Imagine traveling to the far-off Northwest coast of Africa and visiting the beautiful Canary Islands, native home of Echium. The world’s third largest volcano, Teide, is found there, but sadly no longer the extinct lava mouse. I was stunned to find out that the average low temperature in January in the Canary Islands is 58 degrees F. The average low is in the upper 50’s?!! What are we doing growing Echium here when our average lows hover around freezing? This is not a small difference, and to me it translates to ’summer annual’, not the half’-hardy biennial they claim in Southern England.

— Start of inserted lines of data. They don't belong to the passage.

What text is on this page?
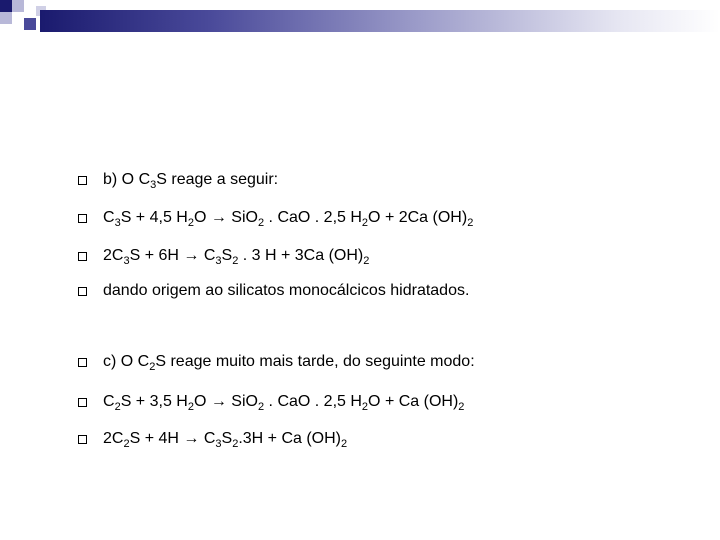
b) O $C_3S$ reage a seguir:
$C_3S + 4,5$ $H_2O \to SiO_2$ . CaO . 2,5 $H_2O + 2Ca$ $(OH)_2$
$2C_3S + 6H \to C_3S_2$ . 3 H + 3Ca $(OH)_2$
dando origem ao silicatos monocálcicos hidratados.
c) O $C_2S$ reage muito mais tarde, do seguinte modo:
$C_2S + 3,5$ $H_2O \to SiO_2$ . CaO . 2,5 $H_2O + Ca$ $(OH)_2$
$2C_2S + 4H \to C_3S_2.3H + Ca$ $(OH)_2$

However, if your eyes are still glazed over and thoughts of 18 feet of flowers are dreamily floating through your head, here are the details on growing tree echium, or tower of jewels, it’s other bewitching name. Planted in the spring it will grow several feet it’s first summer, producing big beautiful rosettes of leaves. When winter arrives it will demand protection from the cold. Courage and fortitude and best of luck. The following spring the tip will begin to elongate and a succession of tiny blue fowers will bloom from April-October on a cone 10-18 feet tall. During the early spring the growth rate can reach almost two inches a day! Echium can become top heavy and needs to be planted firmly in the ground or they will tip over. Also, Echium will lean towards the light, so providing a spot that receives full sun from different angles will produce a straighter plant. This species can be invasive in warmer climates (California), dropping over 200,000 seeds per plant.
Even though not everything works out, it’s still fun to try. Challenge yourself this spring. Make imagination a reality and grow a tower of jewels in your very own yard. Or simply enjoy those lovely sub-tropical summer annuals.